Musings of a Dinosaur

A Family Doctor in solo private practice; I may be going the way of the dinosaur, but I'm not dead yet.

Tuesday, January 15, 2008

Another Nail in the Coffin of Correlation and Causation

Surprise: Zetia doesn't reduce heart attacks and strokes, even though it lowers cholesterol. The whole "cholesterol hypothesis" turns out to be exactly that: merely a hypothesis that now appears on its way into the stack labeled "Disproved."

It turns out that statin drugs like Zocor (simvastatin) and Lipitor (atorvastatin), the first drugs that meaningfully reduced cholesterol with a reasonable side effect profile (a patient asked me about cholestyramine last week; I asked if she really wanted to eat four packets of sand a day) can lower cholesterol significantly while also markedly reducing the risk of heart attacks and strokes. When I began reading evidence that it also had an impact on reducing the risk of Alzeimer's dementia, though, I said to myself, "There's probably more going on here than just cholesterol lowering."
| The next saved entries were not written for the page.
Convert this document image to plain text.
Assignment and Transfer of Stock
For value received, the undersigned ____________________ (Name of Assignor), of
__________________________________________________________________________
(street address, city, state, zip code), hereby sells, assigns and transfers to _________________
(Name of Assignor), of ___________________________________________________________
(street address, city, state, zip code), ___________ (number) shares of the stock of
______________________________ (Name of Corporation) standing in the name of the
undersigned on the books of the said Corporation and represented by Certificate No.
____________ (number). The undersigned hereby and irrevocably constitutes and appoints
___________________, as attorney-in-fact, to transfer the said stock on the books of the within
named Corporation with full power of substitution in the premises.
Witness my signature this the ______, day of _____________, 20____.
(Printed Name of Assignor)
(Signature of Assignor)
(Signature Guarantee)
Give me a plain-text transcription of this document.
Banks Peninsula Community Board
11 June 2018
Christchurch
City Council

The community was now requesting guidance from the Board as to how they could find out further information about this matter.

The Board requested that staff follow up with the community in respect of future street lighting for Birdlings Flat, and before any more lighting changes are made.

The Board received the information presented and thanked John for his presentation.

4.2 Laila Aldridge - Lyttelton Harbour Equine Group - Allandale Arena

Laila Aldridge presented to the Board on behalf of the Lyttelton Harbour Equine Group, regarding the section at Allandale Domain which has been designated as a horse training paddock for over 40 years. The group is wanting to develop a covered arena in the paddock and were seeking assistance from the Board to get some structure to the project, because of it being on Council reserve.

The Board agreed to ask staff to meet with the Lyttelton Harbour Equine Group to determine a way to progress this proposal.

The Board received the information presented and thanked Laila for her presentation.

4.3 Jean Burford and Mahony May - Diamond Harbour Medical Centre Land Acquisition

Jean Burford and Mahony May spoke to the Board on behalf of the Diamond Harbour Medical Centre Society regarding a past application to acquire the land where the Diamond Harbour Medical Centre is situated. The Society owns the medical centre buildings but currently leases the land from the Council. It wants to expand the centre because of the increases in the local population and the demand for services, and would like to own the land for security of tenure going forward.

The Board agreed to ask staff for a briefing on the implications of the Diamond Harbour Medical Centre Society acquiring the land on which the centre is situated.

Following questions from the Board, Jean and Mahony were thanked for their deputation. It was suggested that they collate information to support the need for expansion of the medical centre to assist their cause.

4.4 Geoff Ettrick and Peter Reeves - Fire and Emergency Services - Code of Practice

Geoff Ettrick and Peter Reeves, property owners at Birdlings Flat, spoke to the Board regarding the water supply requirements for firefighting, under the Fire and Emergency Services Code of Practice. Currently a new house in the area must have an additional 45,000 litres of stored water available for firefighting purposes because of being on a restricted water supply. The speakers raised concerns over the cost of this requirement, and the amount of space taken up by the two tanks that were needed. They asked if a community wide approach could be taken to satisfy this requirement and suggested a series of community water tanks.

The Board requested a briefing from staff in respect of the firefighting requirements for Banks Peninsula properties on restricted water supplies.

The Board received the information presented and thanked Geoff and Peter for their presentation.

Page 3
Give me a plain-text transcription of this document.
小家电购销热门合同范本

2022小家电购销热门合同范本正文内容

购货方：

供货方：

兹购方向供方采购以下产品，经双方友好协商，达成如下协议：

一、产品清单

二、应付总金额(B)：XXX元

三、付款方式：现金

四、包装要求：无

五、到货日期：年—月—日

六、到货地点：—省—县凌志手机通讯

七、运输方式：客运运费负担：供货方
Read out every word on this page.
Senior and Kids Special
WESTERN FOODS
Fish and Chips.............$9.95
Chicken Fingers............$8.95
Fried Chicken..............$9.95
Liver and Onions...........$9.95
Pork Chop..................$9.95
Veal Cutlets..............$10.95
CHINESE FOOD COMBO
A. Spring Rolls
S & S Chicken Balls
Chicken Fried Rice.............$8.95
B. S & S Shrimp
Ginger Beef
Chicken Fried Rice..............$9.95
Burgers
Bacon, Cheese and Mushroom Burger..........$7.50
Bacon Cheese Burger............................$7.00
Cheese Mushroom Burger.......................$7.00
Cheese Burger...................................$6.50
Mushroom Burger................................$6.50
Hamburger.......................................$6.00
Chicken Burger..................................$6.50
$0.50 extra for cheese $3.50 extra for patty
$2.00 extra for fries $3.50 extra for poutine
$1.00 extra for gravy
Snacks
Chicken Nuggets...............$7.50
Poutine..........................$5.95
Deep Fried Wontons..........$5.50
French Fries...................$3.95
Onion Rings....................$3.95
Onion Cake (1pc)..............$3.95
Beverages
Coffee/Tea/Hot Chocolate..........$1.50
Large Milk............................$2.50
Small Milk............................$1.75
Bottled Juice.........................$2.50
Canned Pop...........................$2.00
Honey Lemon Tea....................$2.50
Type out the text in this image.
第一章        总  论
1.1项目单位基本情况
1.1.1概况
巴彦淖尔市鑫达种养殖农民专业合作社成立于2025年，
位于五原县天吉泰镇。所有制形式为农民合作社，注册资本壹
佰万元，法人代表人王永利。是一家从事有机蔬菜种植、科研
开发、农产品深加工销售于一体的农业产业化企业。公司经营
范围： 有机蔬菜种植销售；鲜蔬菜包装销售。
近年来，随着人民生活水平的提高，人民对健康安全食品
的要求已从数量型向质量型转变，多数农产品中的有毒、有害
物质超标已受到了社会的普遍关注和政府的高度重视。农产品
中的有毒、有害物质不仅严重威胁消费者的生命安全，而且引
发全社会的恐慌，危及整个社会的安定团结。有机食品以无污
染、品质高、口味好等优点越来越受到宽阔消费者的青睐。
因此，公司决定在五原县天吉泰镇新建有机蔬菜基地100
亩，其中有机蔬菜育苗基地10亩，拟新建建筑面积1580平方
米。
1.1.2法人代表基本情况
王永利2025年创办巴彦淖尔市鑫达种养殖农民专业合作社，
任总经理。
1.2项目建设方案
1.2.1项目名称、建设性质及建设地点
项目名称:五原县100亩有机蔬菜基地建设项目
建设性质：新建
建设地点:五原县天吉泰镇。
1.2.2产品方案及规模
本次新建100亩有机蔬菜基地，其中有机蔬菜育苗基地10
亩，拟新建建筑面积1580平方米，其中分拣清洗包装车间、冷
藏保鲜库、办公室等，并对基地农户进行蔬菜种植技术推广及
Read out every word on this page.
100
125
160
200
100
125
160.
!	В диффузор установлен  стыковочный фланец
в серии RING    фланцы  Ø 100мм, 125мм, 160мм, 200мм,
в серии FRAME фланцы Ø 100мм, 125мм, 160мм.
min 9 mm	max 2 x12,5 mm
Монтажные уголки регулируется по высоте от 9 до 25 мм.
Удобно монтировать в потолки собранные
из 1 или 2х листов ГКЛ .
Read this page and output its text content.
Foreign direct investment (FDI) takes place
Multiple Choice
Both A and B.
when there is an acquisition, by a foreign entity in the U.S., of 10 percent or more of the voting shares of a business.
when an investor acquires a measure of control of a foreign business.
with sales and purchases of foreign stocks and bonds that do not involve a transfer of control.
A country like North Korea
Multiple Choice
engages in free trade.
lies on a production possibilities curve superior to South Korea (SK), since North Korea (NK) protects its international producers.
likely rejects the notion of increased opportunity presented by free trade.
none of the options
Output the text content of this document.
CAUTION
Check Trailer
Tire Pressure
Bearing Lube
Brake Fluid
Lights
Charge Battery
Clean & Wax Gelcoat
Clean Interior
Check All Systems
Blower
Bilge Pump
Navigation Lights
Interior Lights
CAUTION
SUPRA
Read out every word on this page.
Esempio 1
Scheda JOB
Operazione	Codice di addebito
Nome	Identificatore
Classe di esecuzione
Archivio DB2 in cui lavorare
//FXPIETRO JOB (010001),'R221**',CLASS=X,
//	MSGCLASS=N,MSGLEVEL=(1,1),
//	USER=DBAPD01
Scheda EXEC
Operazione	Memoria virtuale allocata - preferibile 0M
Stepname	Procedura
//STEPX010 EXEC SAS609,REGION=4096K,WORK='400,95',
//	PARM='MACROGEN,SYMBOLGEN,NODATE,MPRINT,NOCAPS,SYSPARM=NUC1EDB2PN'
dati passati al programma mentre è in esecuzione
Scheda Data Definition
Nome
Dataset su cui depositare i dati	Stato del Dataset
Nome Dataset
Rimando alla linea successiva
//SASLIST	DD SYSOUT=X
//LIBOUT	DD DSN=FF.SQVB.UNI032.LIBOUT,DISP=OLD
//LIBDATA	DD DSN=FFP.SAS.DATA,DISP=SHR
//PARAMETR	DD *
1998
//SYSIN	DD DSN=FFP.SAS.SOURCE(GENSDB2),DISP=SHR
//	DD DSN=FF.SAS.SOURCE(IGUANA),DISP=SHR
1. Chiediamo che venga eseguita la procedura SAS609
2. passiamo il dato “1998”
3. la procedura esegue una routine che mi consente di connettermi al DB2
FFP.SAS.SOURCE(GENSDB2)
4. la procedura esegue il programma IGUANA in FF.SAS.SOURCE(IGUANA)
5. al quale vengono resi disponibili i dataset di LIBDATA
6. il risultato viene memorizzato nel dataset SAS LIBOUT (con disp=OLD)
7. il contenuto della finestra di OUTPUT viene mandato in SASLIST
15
Turns out to be exactly right.

Statins lower cholesterol. Statins decrease the risk of cardiovascular disease. Both of these are observations. Making the jump to "Lowering cholesterol lowers the risk of cardiovascular disease" turns out to be an error of confusing correlation with causation. The rooster crows and the sun comes up. Let's make even more noise; oh wait: it's midnight and the sun didn't come up? Something wrong with that formulation.

Now, of course, aren't all those "Cholesterol goals"' in the P4P schemes rendered meaningless? If I get someone's moderately elevated cholesterol down to "goal" with Zetia instead of a statin, have I really done them any good? Apparently not, but I can still get rewarded for it. If this doesn't highlight the perils of P4P, I don't know what does.

(I expected Orac to weigh in first on correlation-causation angle, though Dr. Centor has beaten him (and me) to it. On the other hand, I thought the good Dr. Centor would be the one jumping on the "Quality" issues. Ah well; the unexpected is what makes life interesting.)


At Tue Jan 15, 08:57:00 AM, Anonymous Anonymous said...

Today's rant does address the quality issue!

At Tue Jan 15, 11:53:00 AM, Blogger ccinnkeeper said...

I have for years wondered whether the high cholesterol/heart disease relationship was correlation or proven causation. Do you have any insight into that?

At Tue Jan 15, 01:59:00 PM, Blogger Midwife with a Knife said...

Don't people (the infamous "they") think that statins have some mysterious anti-inflammatory action? If so, it would make sense that they would have all sorts of random good side effects. There is evidence of inflammation being involved in atheroslcerotic plaques, too... all of those fat laden macrophages, maybe it's not the fat, maybe it's the macrophages...

At Wed Jan 16, 02:06:00 PM, Anonymous Anonymous said...

An interesting question that no one seems to be asking is if everyone who currently takes statins for primary prevention should really be. If statins work by reducing inflammation and not lowering LDL, would they benefit everyone with high LDL or only those who actually have this inflammation? Does everyone with high LDL have this inflammation?

Sure, in some high risk people, it is probably the case. But currently statins are often prescribed to everyone with LDL a little over some magic number.
Including healthy females for whom the studies that show benefit are difficult to find and whose 10-year risk of heart desease is in single digits. At least in the personal experience of this healthy fit slim-to-normal female. How many statins studies are there that address primary prevention in people with moderate risk, especially females? It seems like all of the results are extrapolated from studies on people with existing heart desease or at least with very high risk.

Just a completely uninformed question.

At Wed Jan 16, 04:22:00 PM, Anonymous Anonymous said...

Thanks for the info about cholestyramine! It's interesting to find out that high cholesterol can lead to Alzeimer's.


At Thu Jan 17, 04:54:00 PM, Anonymous Anonymous said...

It's interesting to find out that high cholesterol can lead to Alzeimer's.
Where did you get that from? The original entry said that statins may reduce risk of Alzheimer and that it was probably because they do something more than cholesterol lowering. Like maybe reducing inflammation. How do you deduce from it that cholesterol leads to Alzheimer?

Actually as this link suggests, the relationship between cholesterol and Alzheimer and between statins and Alzheimer is far from clear.

At Fri Jan 18, 09:51:00 AM, Anonymous Anonymous said...

Sorry if I wasn’t clear Diora. The "/teasing" at the end of my post was meant to indicate that I was just playing around, being ironical. I was simply demonstrating the same kind of confusion between correlation and causation addressed in Dino’s post in hopes it would give some folks a chuckle.

At Sun Jan 20, 06:47:00 PM, Anonymous Anonymous said...

Abby, sorry, I was a bit dense. Should've noticed it.